Auch bei der Jugendherberge will sie Geld abschöpfen. Hoteliers, der Hotel- und Gaststättenverband (Dehoga) und die CDU-Ratsfraktion protestieren scharf. Wird die Bettensteuer zur Jahresmitte amtlich, werde das 50 bis 100 Arbeitsplätze kosten, sagt Dehoga-Vorstandsmitglied Matthias Förster.
Die Stadt ist finanziell angeschlagen und versucht auf vielen Ebenen Ausgaben zu reduzieren und mehr Geld einzunehmen. Mit einer Bettensteuer folgt sie anderen Kommunen. Sie soll zum einen Ausgaben der Stadt für kulturelle Angebote decken, von denen auch Hotelgäste profitieren. Und die Kommunen wollen mit der Zusatzsteuer entgangene Einnahmen ausgleichen, seit Hotelübernachtungen per Bundesgesetz einem geringeren Mehrwertsteuersatz unterliegen.

Angekündigt hatte Göttingen die Bettensteuer schon im Vorjahr. Jetzt ist ein Entwurf zur „Beherbergungssteuer“ im Umlauf, der erstmals Details enthält. Danach sollen Herbergen je Gast und Übernachtung bis zu 14 Tage in Folge einen festen Geldbetrag abführen. Der Steuersatz für Gasthäuser, Pensionen, Privatwohnungen und Reisemobil-Häfen beträgt 1 Euro, für Hotels bis drei Sterne 2 Euro und für Vier-Sterne-Häuser 3 Euro. Auch die Jugendherberge soll zahlen – nämlich 50 Cent. Göttingen habe die Satzung der Stadt Osnabrück übernommen, bestätigt Verwaltungssprecher Detlef Johannson. Dort werde sie nach Klagen vor einem Gericht geprüft. Göttingen könne das Ergebnis dann abgesichert übernehmen. Nach Tageblatt-Recherchen gibt es aber einen Unterschied: Göttingen will doppelt so hohe Steuersätze verlangen wie Osnabrück – und so im Jahr etwa 900 000 Euro einnehmen. Damit werde der Tagungs- und Tourismus-Standort Göttingen massiv geschwächt, sagt Freizeit-In-Chef Olaf Feuerstein. Allein sein Vier-Sterne-Hotel müsse dann jährlich etwa 150 000 Euro an die Stadt abführen – Geld, das für Investitionen fehle. Förster kritisiert die Steuer als eine „rein politische Entscheidung“, die viele gravierende Gegenargumente außer Acht lasse.

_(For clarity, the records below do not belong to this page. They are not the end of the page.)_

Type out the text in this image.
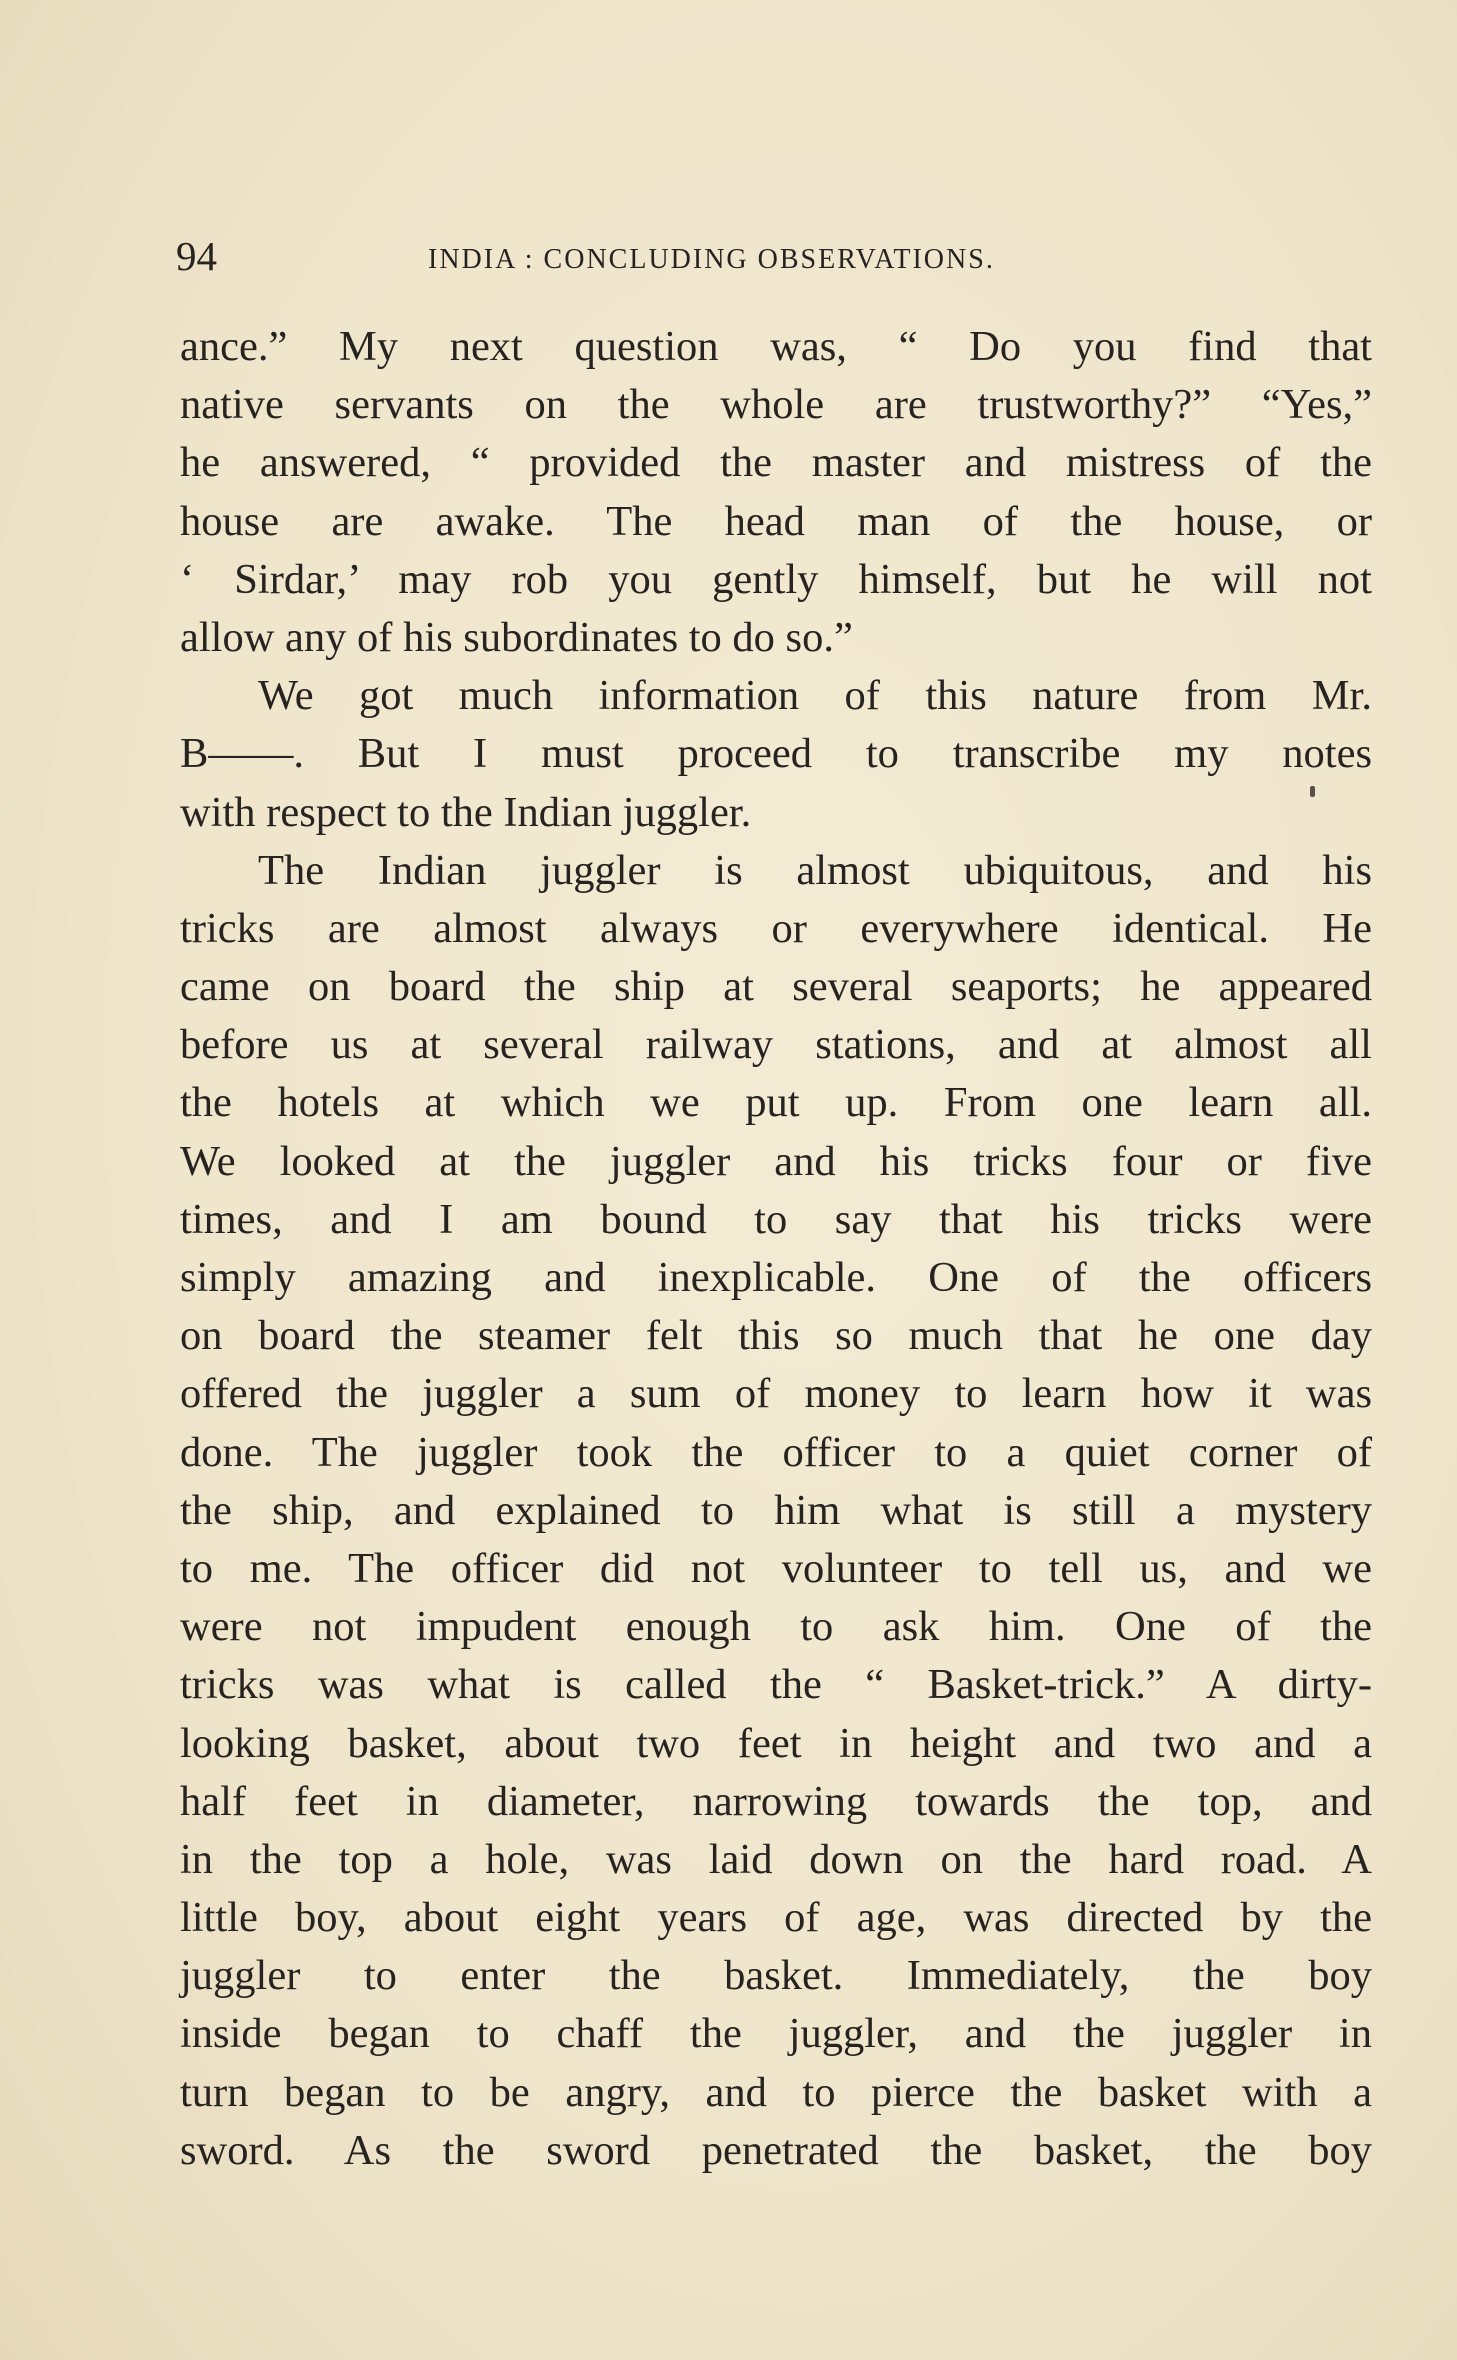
94	INDIA : CONCLUDING OBSERVATIONS.

ance.” My next question was, “ Do you find that
native servants on the whole are trustworthy?” “Yes,”
he answered, “ provided the master and mistress of the
house are awake. The head man of the house, or
‘ Sirdar,’ may rob you gently himself, but he will not
allow any of his subordinates to do so.”

We got much information of this nature from Mr.
B——. But I must proceed to transcribe my notes
with respect to the Indian juggler.

The Indian juggler is almost ubiquitous, and his
tricks are almost always or everywhere identical. He
came on board the ship at several seaports; he appeared
before us at several railway stations, and at almost all
the hotels at which we put up. From one learn all.
We looked at the juggler and his tricks four or five
times, and I am bound to say that his tricks were
simply amazing and inexplicable. One of the officers
on board the steamer felt this so much that he one day
offered the juggler a sum of money to learn how it was
done. The juggler took the officer to a quiet corner of
the ship, and explained to him what is still a mystery
to me. The officer did not volunteer to tell us, and we
were not impudent enough to ask him. One of the
tricks was what is called the “ Basket-trick.” A dirty-
looking basket, about two feet in height and two and a
half feet in diameter, narrowing towards the top, and
in the top a hole, was laid down on the hard road. A
little boy, about eight years of age, was directed by the
juggler to enter the basket. Immediately, the boy
inside began to chaff the juggler, and the juggler in
turn began to be angry, and to pierce the basket with a
sword. As the sword penetrated the basket, the boy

Die geplante Bettensteuer für die Jugendherberge „überrascht uns sehr“, sagt Norbert Dettmar, Geschäftsführer des Landesverbandes Hannover der Deutschen Jugendherbergen (DJH). Als gemeinnützige Einrichtung würden Jugendherbergen, Naturfreundehäuser und kirchliche Herbergen keine Umsatzs- und Gewerbesteuern abführen. Der Rückhol-Effekt treffe also den falschen. Und da Jugendherbergen keinen Gewinn erwirtschaften, müssten sie die Steuer vollständig auf den Übernachtungspreis drauf schlagen – zu Lasten der Nachfrage. Außerdem würden Jugendherbergen einen wesentlichen Beitrag zur Jugendhilfe leisten. Eine Bettensteuer behindere diesen Aufgabenbereich.
Inzwischen hat auch die Industrie- und Handelskammer protestiert. Und aus Sicht der CDU-Ratsfraktion ist diese „zweifelhafte Bagatellsteuer nicht nur unsinnig, sondern schädlich“ für alle Bemühungen, sich als Kongress- und Tagungszentrum zu etablieren.